Une minute encore

Un homme court sur un tapis roulant d’entraînement. Son staccato évoque celui des rails des trains de déportés qui convergent de toute l’Europe vers l’Allemagne. Sa course, la course incessante des prisonniers, fouettés par les SS. Sa performance athlétique les théories nazies sur la culture physique. En courant, cet homme, l’acteur et metteur en scène Thomas Germaine, dit un montage d’extraits des textes de Charlotte Delbo, l’une des 230 femmes qui dans le convoi du 24 janvier 1943 part pour Auschwitz.
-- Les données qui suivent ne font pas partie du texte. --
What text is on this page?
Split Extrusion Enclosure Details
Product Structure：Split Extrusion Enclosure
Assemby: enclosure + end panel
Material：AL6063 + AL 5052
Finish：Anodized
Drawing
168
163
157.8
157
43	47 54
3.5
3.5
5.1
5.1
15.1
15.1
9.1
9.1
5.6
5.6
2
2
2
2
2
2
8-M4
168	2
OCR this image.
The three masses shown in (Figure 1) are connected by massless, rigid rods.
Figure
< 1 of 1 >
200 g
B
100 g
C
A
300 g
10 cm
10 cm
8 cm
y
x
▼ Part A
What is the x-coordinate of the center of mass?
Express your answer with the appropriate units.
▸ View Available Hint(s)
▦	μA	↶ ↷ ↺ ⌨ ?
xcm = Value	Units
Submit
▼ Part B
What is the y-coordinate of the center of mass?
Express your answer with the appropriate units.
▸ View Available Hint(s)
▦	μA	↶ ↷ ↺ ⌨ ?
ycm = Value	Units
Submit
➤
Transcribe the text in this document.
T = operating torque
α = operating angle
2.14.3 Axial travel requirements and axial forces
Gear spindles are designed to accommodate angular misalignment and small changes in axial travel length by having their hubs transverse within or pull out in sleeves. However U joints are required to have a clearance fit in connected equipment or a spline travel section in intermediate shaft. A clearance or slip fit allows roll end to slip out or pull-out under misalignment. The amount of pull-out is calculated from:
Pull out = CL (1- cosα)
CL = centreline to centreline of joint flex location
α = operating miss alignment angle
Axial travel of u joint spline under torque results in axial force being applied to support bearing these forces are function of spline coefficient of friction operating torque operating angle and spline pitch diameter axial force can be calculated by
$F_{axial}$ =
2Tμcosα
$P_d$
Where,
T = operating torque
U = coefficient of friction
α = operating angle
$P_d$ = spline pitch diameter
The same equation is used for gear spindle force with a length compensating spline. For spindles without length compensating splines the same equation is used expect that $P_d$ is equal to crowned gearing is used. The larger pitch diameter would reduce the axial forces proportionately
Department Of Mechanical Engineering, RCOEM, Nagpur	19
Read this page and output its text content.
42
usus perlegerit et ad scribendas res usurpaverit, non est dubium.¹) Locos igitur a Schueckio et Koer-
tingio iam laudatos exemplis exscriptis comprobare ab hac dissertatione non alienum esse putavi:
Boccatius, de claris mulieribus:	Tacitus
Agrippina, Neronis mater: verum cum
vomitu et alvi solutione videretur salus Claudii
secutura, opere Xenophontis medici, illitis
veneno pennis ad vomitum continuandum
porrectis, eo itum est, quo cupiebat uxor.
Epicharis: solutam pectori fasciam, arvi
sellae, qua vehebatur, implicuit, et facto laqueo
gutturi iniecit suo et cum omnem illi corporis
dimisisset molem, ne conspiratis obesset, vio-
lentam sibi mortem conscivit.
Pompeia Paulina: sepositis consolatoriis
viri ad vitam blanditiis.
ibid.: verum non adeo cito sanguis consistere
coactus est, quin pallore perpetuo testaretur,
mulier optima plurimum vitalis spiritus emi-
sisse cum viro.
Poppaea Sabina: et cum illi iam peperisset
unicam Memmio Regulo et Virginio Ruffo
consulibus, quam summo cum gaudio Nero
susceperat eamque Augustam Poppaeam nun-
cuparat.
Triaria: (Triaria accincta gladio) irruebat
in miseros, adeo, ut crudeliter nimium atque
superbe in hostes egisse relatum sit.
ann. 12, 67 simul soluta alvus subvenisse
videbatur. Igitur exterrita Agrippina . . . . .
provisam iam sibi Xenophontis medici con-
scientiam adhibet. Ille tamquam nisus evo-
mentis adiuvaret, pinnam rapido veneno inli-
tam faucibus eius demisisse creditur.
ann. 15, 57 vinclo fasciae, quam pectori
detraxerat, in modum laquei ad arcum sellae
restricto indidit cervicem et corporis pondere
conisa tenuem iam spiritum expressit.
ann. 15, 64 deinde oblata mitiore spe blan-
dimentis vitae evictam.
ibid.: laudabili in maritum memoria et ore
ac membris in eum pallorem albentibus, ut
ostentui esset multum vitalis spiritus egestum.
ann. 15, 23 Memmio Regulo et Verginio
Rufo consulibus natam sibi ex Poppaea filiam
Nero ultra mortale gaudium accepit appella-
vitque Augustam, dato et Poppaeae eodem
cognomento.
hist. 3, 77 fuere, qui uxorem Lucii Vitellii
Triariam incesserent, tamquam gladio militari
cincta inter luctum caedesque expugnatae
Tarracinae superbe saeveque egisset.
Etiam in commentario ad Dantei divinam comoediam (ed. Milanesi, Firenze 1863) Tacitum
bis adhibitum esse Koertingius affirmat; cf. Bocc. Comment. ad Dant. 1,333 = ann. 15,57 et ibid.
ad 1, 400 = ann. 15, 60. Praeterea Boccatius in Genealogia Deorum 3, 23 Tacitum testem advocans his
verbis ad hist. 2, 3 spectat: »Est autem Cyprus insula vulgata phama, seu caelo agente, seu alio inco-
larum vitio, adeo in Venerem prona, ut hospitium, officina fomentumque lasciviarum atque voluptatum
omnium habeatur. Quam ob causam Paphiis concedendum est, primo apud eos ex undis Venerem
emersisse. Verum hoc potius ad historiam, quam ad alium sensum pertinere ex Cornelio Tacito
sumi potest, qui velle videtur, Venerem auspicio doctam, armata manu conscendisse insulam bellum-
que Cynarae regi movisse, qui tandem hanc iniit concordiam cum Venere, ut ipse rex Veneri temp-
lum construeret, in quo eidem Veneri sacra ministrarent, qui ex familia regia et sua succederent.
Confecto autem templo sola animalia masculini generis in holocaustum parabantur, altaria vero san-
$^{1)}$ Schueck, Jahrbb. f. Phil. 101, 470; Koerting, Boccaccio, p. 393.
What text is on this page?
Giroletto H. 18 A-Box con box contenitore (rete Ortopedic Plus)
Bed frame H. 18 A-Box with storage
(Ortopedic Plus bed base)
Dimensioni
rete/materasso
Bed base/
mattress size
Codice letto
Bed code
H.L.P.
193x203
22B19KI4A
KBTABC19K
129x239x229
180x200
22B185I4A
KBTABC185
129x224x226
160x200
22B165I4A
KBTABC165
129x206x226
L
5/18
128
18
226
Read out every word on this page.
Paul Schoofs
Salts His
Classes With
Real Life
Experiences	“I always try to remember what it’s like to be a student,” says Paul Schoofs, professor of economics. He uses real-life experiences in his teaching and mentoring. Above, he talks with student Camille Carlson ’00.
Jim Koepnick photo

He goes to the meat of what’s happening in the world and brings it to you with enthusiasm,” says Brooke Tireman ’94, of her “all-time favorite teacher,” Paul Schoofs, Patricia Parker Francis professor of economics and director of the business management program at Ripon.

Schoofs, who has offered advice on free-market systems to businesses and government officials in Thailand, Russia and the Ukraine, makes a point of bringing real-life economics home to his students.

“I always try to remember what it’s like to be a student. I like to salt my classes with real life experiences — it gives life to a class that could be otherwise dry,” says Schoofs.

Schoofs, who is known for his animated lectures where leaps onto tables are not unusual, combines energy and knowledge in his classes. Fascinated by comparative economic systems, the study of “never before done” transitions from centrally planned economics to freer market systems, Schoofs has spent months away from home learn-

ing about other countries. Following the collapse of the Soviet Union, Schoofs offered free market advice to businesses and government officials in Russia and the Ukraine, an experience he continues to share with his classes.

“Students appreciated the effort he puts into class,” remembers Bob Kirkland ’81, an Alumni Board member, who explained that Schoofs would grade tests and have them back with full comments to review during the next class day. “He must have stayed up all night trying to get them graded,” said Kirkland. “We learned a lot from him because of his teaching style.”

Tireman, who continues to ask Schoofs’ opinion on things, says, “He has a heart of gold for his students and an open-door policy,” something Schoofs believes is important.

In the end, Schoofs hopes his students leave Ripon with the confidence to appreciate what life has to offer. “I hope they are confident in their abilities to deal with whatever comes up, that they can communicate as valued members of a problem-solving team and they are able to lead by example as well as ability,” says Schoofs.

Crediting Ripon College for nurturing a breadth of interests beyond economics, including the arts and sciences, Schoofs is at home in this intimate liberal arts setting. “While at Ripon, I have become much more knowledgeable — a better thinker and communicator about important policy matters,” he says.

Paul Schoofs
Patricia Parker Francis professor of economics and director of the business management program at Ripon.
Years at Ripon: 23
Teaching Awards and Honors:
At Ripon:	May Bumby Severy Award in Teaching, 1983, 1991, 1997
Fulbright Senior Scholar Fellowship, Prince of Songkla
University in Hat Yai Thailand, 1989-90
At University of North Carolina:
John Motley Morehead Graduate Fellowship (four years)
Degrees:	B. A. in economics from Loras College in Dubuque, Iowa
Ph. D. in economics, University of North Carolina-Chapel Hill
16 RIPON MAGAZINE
Les textes de Charlotte Delbo constituent une trilogie Auschwitz et après éditée chez Minuit.
Cette course sur ce tapis si moderne, emblématique de notre société qui, elle aussi, voue un culte au corps, par ce jeune homme en pleine santé est un magnifique travail d’acteur, de mise en scène, de théâtre qui sert le texte de Charlotte Delbo vibrant de vie, d’humanité, d’espoir, de révolte tendue vers nous – lecteurs et spectateurs – avec justesse, sans pathos.
Si vous avez la chance et le privilège de pouvoir aller au festival d’Avignon cette année, allez voir ce spectacle. Il est bouleversant.

Infos pratiques :

  • Tous les jours du 7 au 27 juillet à 14h20 sauf les 8, 12, 15, 22 et 26 où le film Le Convoi du 24 janvier 1943 est projeté
  • La Manufacture – Réservations : 04 90 85 12 71

11 réflexions au sujet de « Une minute encore »

  1. Le texte, la mise en scène, les propos de Thomas Germaine sont plus que bouleversants…
    Le silence me semble être le meilleur commentaire.

  2. @Epamin’, oui, effectivement, laisser toute sa place à ce texte.
    @arf: le choix de cette course par le metteur en scène est une idée très forte.
    @Kouki, autre pièce à voir absolument : « Les déplacés » de Xavier Durringer. Son écriture est encore plus efficace que d’habitude et il est servi par 3 acteurs ex-tra-or-di-nai-res. Grosse bouffée d’émotion théâtrale et surtout humaine. C’est un tout petit théâtre : « Atelier Porte théâtre Saint Lazare »
    Réservations : 06 86 97 16 63
    Leur site : http://www.theatre-uvol.com/

  3. Je viens de transmettre à un couple d’amis qui partent pour Avignon. Quelle chance vous avez ! C’est un sectacle que j’aurais voulu voir et qui me rappelle un texte similaire sur la soif, entendu il y a des années sur une scène où un acteur tordu par la maladie, finissait par cette phrase que je n’ai jamais oublié : « Il y a des gens, quand ils ont soif, ils entrent dans un café et ils commandent une bière ».

  4. Oui, c’est une grande chance. Je viens de lire dans un journal sous la plume d’un critique qu’il trouve que c’est une « foire »….. « On ne fait pas boire un âne qui n’a pas plus soif ! » Moi, j’ai encore soif.

  5. Je suis allée le voir le 18 juillet à la Manufacture.
    Bouleversant c’est le mot.
    J’avais déjà lu les oeuvres de Charlotte Delbo, qui m’avaient déjà émue. Mais cette performance là..J’ai versé quelques larmes au début et beaucoup à la fin. La puissance des mots associée à cette course, c’était saisissant. Thomas Germaine était parfait. Et à la lumière revenue, j’aurai voulu qu’on me laisse « une minute encore » pour apprécier, pleurer, cette demande impérieuse de vivre. J’aurai voulu le rencontrer pour lui dire tout cela.
    Alors s’il ne sait pas, vous qui lisez mes mots, n’hésitez pas.

  6. Oui, Symbelmyna, le final, ou Charlotte Delbo s’adresse à nous, en nous demandant de vivre notre vie comme ces femmes qui n’ont pu vivre la leur est saisissant. Thomas Germaine est parfait (oui, c’est une performance !), j’espère que cette pièce va continuer à être jouée. Elle fait partie des oeuvres qui s’impriment en soi pour toujours, comme le livre de Robert Antelme.

  7. Merci pour vos commentaires. Merci Encore.
    La tournée vient de s’achever. Elle reprendra dès le mois d’octobre 2011 pour une vingtaine de dates. Et j’espère plus… encore.